Aquí, alertado por su
lenguaje, es el tiempo de citar lo dicho por Ives Bonnefoy en la FIL de Guadalajara de año pasado y a las que
sin remedio, he acudido mientras leía Anatémnein. Dijo: “En una conversación
cotidiana, las palabras sirven para que nos entendamos, pero
desaparecen. En cambio, en la poesía esas mismas palabras reaparecen en su
verdadera realidad y son nombres propios que señalan o designan las cosas como
son para mostrarnos la realidad”.
También es el momento de dedicar un
aparte al prólogo de Ángel Guinda.
Tan escueto, tan claro, tan directo, que su lectura condena a lo innecesario
estas palabras previas mías. Habla del asombro, del tuétano sustentado, del
escalofrío y el relámpago, pero yo prefiero subrayar ese apunte que habla de la destrucción de la temporalidad.

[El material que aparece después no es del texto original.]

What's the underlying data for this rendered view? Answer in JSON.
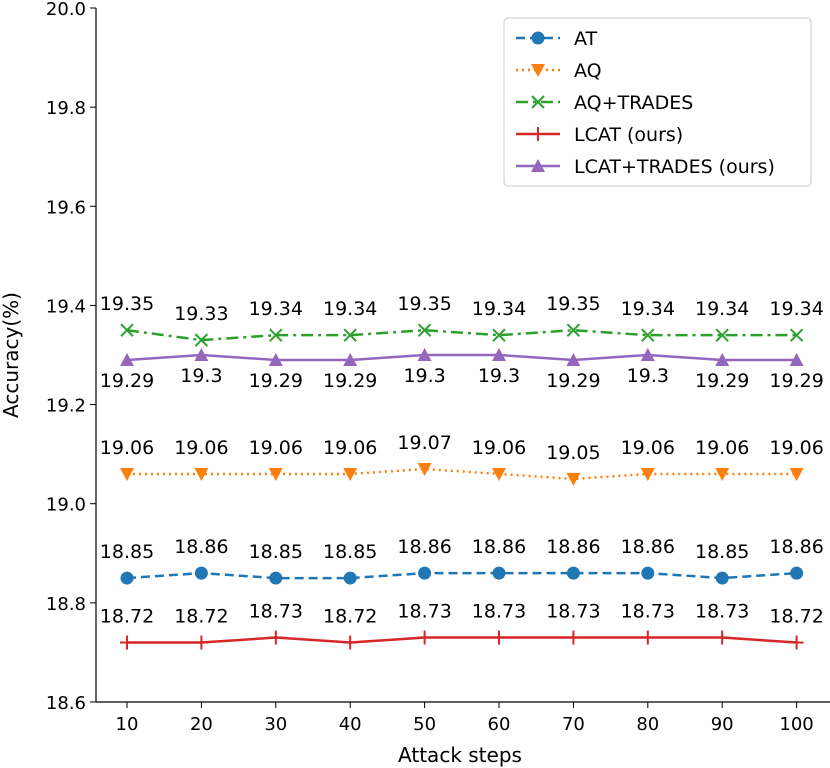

Anotación que me parece de una enorme finura. Porque su poesía no atiende a lo
que sucede sino a lo que es, no al accidente sino a la esencia, porque su
poesía es vientre universal hecho lenguaje. Y
alguien creerá que las horas han pasado/ el día/ la noche/ la luz que
fue un mañana tapiado en el hastío.
Por todo lo
dicho, y para concluir, es conveniente subrayar que este libro viene a reforzar
la extendida idea de que la poesía es una de las escasas justificaciones para
la existencia del hombre sobre la tierra, de vida racional sobre los páramos.
Fue una suerte para mí encontrarme con la persona de Inés Ramón en Cuenca, y un hallazgo a conservar. Como haber
conocido y degustado sus libros. Solamente me queda agradecerle la gentileza de
poder hacer públicas estas breves palabras sobre un libro esencial, tormenta y
transitable a un tiempo, tan rotundo en su mirar como delicado en su escribir.
Y queda felicitar a unos editores coherentes en su hacer amarillo, y a los que
deseo éxitos como éste, los mayores éxitos.